The Palestinian factions have returned from Cairo to celebrate the Muslim feast Eid al-Adha, but are expected to return on Friday when the feast ends to continue negotiations.

Another senior Hamas official, Musa Abu Marzouk, said on Monday that he found it “strange” that Abbas’ Fatah party would insist that Hamas disarm and hand over the control of Gaza to the Palestinian Authority.

Ariel Hermoni/Ministry of Defense

The ceasefire negotiations between Israel and Hamas continue to cause frictions to the already fragile relationship between internal Palestinian factions.

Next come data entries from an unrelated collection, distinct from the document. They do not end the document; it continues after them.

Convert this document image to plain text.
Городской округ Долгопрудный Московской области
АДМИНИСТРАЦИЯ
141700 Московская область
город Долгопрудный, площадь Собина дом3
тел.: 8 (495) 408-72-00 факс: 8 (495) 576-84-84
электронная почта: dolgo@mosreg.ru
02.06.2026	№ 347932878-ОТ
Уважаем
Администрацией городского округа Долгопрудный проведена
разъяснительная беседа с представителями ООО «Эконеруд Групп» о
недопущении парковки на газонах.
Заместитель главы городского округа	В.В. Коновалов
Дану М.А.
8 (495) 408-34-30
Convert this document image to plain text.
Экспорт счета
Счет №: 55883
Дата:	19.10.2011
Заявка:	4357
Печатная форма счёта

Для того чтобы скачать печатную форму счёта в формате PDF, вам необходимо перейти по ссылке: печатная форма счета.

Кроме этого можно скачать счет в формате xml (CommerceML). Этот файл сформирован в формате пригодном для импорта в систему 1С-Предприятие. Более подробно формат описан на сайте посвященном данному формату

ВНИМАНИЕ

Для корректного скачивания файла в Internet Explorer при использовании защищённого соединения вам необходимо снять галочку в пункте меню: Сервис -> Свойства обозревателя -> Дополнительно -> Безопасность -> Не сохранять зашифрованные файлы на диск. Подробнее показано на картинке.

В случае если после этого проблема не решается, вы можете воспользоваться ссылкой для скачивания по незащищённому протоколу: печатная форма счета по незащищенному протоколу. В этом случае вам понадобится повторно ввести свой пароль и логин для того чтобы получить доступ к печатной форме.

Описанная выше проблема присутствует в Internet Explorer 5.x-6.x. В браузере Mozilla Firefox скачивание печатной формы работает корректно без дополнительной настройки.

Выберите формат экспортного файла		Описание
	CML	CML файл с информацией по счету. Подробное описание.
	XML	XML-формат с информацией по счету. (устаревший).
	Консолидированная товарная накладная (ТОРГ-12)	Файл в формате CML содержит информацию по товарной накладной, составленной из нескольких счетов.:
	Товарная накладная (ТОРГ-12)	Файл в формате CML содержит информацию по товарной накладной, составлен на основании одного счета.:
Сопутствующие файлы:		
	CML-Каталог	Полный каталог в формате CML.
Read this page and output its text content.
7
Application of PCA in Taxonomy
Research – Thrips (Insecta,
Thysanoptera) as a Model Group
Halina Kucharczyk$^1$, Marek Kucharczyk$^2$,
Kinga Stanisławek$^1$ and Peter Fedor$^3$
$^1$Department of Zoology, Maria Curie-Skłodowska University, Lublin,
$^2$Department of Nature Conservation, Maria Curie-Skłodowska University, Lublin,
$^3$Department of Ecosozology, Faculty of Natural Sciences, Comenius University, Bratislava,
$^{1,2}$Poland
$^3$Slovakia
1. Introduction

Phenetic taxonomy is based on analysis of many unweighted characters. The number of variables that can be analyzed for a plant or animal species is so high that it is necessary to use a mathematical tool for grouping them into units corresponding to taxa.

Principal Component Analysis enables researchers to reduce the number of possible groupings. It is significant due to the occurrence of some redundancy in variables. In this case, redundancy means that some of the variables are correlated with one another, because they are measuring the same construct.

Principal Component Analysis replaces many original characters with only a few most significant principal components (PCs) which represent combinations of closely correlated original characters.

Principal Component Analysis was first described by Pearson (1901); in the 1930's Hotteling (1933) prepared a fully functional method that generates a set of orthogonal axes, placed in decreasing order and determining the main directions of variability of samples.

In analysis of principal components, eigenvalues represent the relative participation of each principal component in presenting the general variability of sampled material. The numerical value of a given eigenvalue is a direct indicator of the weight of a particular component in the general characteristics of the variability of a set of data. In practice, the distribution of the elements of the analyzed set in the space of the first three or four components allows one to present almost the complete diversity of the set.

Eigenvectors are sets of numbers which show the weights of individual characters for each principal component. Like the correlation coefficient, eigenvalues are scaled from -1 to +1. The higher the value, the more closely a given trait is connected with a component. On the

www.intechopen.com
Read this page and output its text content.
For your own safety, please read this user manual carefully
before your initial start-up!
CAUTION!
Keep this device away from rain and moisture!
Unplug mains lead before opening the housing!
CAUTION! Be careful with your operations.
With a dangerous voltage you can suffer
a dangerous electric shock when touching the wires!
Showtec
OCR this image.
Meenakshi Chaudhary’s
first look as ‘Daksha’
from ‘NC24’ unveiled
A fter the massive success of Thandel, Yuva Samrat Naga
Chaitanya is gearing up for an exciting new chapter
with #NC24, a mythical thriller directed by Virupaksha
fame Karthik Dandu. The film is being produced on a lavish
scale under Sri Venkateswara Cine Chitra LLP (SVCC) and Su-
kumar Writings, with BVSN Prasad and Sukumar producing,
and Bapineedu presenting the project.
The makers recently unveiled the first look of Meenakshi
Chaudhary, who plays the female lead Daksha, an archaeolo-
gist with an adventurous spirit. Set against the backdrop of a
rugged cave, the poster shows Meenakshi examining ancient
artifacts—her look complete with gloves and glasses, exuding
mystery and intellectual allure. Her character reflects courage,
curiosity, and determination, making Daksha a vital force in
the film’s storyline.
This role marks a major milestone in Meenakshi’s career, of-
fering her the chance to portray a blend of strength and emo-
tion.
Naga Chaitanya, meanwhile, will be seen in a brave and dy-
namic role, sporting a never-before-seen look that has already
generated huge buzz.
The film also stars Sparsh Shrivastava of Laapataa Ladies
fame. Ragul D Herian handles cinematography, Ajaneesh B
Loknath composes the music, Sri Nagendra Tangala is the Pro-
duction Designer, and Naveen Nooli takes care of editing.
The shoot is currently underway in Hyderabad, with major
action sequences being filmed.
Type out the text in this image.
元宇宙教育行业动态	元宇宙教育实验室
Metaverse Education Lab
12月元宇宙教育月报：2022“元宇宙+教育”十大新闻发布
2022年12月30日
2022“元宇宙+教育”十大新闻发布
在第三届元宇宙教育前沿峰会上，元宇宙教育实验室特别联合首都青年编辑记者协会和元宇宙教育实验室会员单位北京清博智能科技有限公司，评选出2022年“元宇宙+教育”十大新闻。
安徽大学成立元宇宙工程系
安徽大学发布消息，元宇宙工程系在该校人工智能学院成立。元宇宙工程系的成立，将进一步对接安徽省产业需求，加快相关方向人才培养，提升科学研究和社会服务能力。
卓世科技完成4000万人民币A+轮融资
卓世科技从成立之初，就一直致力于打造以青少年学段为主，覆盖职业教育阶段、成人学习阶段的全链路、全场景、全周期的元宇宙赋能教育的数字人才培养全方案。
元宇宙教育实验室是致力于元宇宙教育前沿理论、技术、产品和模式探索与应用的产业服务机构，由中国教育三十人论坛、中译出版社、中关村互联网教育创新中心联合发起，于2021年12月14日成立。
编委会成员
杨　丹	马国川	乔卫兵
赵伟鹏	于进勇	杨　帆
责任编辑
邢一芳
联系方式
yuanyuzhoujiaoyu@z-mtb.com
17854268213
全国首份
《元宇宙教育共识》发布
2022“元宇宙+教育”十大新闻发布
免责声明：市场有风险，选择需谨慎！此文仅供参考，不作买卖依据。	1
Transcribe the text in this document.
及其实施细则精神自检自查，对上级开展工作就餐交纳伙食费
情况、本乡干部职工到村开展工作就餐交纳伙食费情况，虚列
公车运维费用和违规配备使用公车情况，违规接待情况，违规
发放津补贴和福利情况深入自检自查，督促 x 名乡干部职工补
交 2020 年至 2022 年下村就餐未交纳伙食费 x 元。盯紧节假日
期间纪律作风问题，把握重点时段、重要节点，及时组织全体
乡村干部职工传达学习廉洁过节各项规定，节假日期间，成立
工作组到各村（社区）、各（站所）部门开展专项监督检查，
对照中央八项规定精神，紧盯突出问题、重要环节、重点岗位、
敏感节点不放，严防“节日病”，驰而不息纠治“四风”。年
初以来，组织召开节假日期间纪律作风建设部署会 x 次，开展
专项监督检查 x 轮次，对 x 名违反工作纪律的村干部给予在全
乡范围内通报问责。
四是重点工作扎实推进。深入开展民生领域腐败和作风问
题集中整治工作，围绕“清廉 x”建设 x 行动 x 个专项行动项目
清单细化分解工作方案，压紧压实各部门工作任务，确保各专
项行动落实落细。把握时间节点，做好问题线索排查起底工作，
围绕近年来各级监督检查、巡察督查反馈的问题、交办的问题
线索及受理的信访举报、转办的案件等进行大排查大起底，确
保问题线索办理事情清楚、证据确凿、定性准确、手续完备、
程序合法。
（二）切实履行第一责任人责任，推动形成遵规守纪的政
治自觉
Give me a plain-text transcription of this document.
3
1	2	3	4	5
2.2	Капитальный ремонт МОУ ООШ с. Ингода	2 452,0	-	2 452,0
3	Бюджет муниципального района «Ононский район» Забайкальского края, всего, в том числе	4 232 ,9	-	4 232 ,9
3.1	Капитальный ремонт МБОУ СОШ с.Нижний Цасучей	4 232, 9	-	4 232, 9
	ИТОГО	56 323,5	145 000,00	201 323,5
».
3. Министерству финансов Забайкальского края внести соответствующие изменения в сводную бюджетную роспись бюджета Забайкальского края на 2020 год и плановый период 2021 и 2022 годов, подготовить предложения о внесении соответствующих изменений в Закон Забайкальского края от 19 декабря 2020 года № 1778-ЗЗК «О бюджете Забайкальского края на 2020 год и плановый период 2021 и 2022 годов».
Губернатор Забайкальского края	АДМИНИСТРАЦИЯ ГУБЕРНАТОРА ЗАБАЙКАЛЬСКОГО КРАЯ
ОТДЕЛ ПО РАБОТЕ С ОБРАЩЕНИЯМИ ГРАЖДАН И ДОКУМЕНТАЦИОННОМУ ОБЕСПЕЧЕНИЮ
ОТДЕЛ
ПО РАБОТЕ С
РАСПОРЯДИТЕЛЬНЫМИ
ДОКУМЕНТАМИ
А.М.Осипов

London based Al-Hayat daily newspaper reported on Sunday that Abbas insists that Egyptian efforts prioritize intra-Palestinian reconciliation between his Fatah party and Hamas, ahead of any ceasefire agreement with Israel, which he would eventually seek to play a central role in.

Last week, Abbas reportedly declined to meet with Egypt’s intelligence chief General Abbas Kamel who made a flying visit to Israel on Wednesday to continue thrashing out the long-term Israel and Hamas truce.

PLO Secretary-General Saeb Erekat on Monday slammed Hamas for its ceasefire negotiations with Israel.

"Hamas will bear historic responsibility for aborting the Palestinian national project if it signs an agreement with Israel. The Gaza Strip is an integral part of our homeland, and Hamas needs to realize that Israel and the US want to exclude the two million residents of the Gaza Strip (from a future political settlement)," Erekat said.